Here is where I am anomaly. Nobody is more anal than I am. My day is completely planned before I get out of bed. I can get more done by 10:00 am than most can do in a week. I know what I will be doing and where I will be every minute of the day. I do not like idle time. On vacation, which is rare for me, I don’t give a shit. I will be where I will be, and I will go where I will go. I once vacationed with someone we will call Roy, not to protect his identity but because that was his name. We went to Paris. He planned every single moment we were there. It felt like work. I kept looking for a time clock. He also forgot to allot time for relations, which was fine because he was lousy in bed, and my friend Christian said he looked like a cadaver. No wonder some people return from vacation exhausted.
With my pick-up packed, much to the chagrin of everyone, including my mechanic (who actually called yesterday to ask if I ran out of room in the truck), I began my journey. My first stop was to see my friends Danny and Michael in Lansing, Michigan. On the way there, I noticed they had the most beautiful trailer parks in Pennsylvania and Ohio – very uniform with all the mobile homes on an angle with manicured lawns and matching sheds and car ports. Lansing is another story. This is where the economy really hit rock bottom. Danny informed me it is the capital, but you wouldn’t have known that by the three cars on the main drag. No one can afford gas.
We had a great visit, and then it was off to Minnesota to see a man about a horseless carriage. I decided to take a quick trip into Minneapolis to have my picture taken with the Mary Richards statue because I am Gay after all. Of all the cities I have seen, none is cleaner than Minneapolis. You could eat off the streets. There was no evidence that it had snowed there just days before my arrival. Also, everyone in Minnesota is nice. They talk as if they stepped off the set of Fargo, but they are just as polite, friendly and helpful as they can be.
From there, it was off to Salt Lake City to visit Anthony and Jeff. I thought it would take three days, but I decided to do the second and third legs in one trip. That was seventeen hours of driving. I crossed three states and a time zone. I saw parts of this country many have not seen except on post cards. For the record, it was supposed to be sixteen hours, but I forgot about the time change. Oh well.
When you live on the East Coast, especially in a metropolitan area, where you are stuck in traffic three hours a day, you forget how beautiful this country really is.
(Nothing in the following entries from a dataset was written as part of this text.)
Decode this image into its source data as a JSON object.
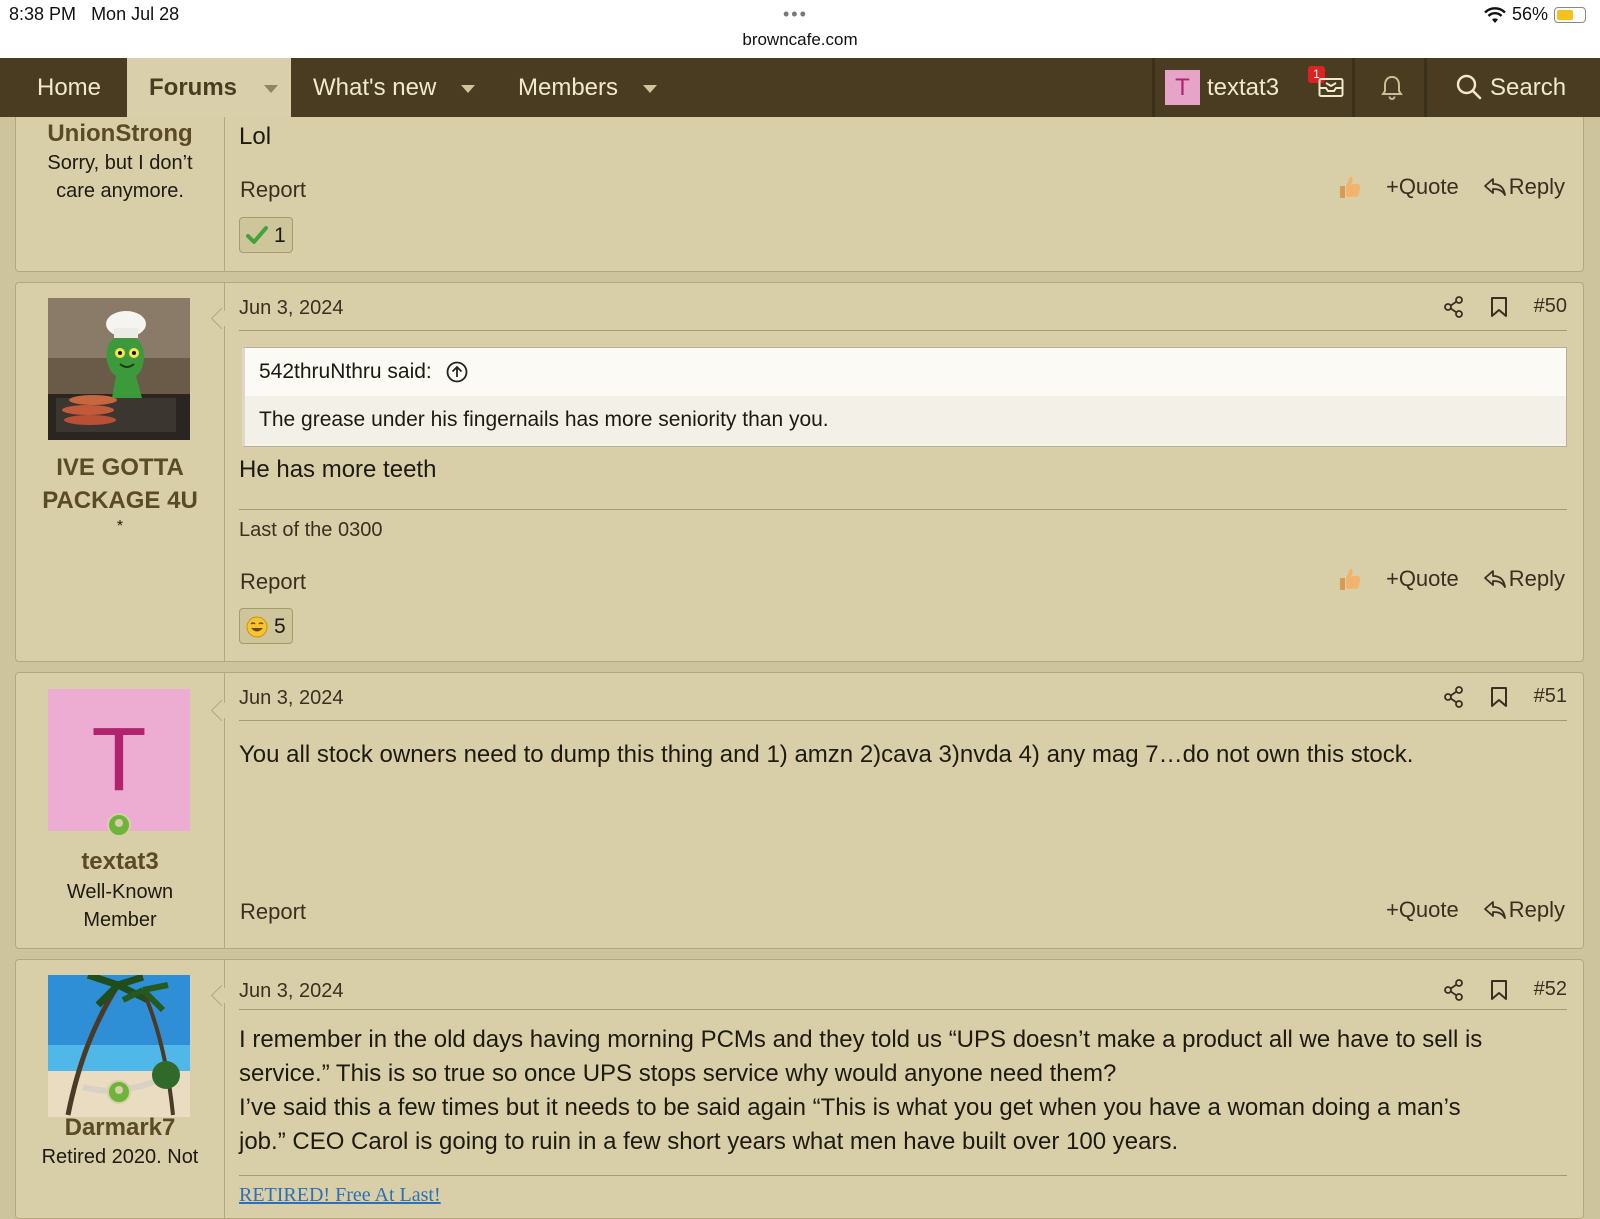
{
  "status_bar": {
    "time": "8:38 PM",
    "date": "Mon Jul 28",
    "url": "browncafe.com",
    "battery": "56%",
    "battery_level": 0.56
  },
  "nav": {
    "items": [
      {
        "label": "Home"
      },
      {
        "label": "Forums"
      },
      {
        "label": "What's new"
      },
      {
        "label": "Members"
      }
    ],
    "user_initial": "T",
    "username": "textat3",
    "inbox_badge": "1",
    "search_label": "Search"
  },
  "actions": {
    "report": "Report",
    "quote": "Quote",
    "reply": "Reply"
  },
  "posts": [
    {
      "username": "UnionStrong",
      "user_title": [
        "Sorry, but I don’t",
        "care anymore."
      ],
      "message": "Lol",
      "reaction": {
        "type": "check",
        "count": "1"
      }
    },
    {
      "username": [
        "IVE GOTTA",
        "PACKAGE 4U"
      ],
      "user_title_extra": "*",
      "date": "Jun 3, 2024",
      "number": "#50",
      "quote_author": "542thruNthru said:",
      "quote_text": "The grease under his fingernails has more seniority than you.",
      "message": "He has more teeth",
      "signature": "Last of the 0300",
      "reaction": {
        "type": "laugh",
        "count": "5"
      }
    },
    {
      "avatar_initial": "T",
      "username": "textat3",
      "user_title": [
        "Well-Known",
        "Member"
      ],
      "date": "Jun 3, 2024",
      "number": "#51",
      "message": "You all stock owners need to dump this thing and 1) amzn 2)cava 3)nvda 4) any mag 7…do not own this stock."
    },
    {
      "username": "Darmark7",
      "user_title": [
        "Retired 2020. Not"
      ],
      "date": "Jun 3, 2024",
      "number": "#52",
      "message_lines": [
        "I remember in the old days having morning PCMs and they told us “UPS doesn’t make a product all we have to sell is",
        "service.” This is so true so once UPS stops service why would anyone need them?",
        "I’ve said this a few times but it needs to be said again “This is what you get when you have a woman doing a man’s",
        "job.” CEO Carol is going to ruin in a few short years what men have built over 100 years."
      ],
      "signature": "RETIRED! Free At Last!"
    }
  ],
  "colors": {
    "nav_bg": "#4a3c20",
    "page_bg": "#cdc39c",
    "post_bg": "#d8cfa8",
    "username": "#5a4a26",
    "link": "#2f6fb5"
  }
}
I am so glad I am seeing the USA in a GMC.
Also, I have washed the truck twice already. I hate a dirty vehicle. I know the people are looking at me while they pass wondering how that clean truck made it all the way from Maryland.
One last word about speed limits. We have them in the DC metropolitan region, but they are useless. The fastest I can go on I-95 during rush hour is 25 mph. I love when someone asks me if any of my cars has enough power to keep up with traffic. A Hoveround Power Chair with Chris Christie (pre and post lap-band) at the helm can keep up with traffic where I live.
I have now experienced rush-hour in the Midwest. The speed limit by the way is 75 mph. I think Caroline Appleby (that is the name of my truck) actually smiled when she saw that. During rush hour, they drive 75 mph. I could get easily get used to that.
To everyone, yes, my truck has enough room. Yes, it can keep up with traffic. Yes, I am comfortable. And to Mrs. M, I did not pack dress shoes. I didn’t even pack a dress.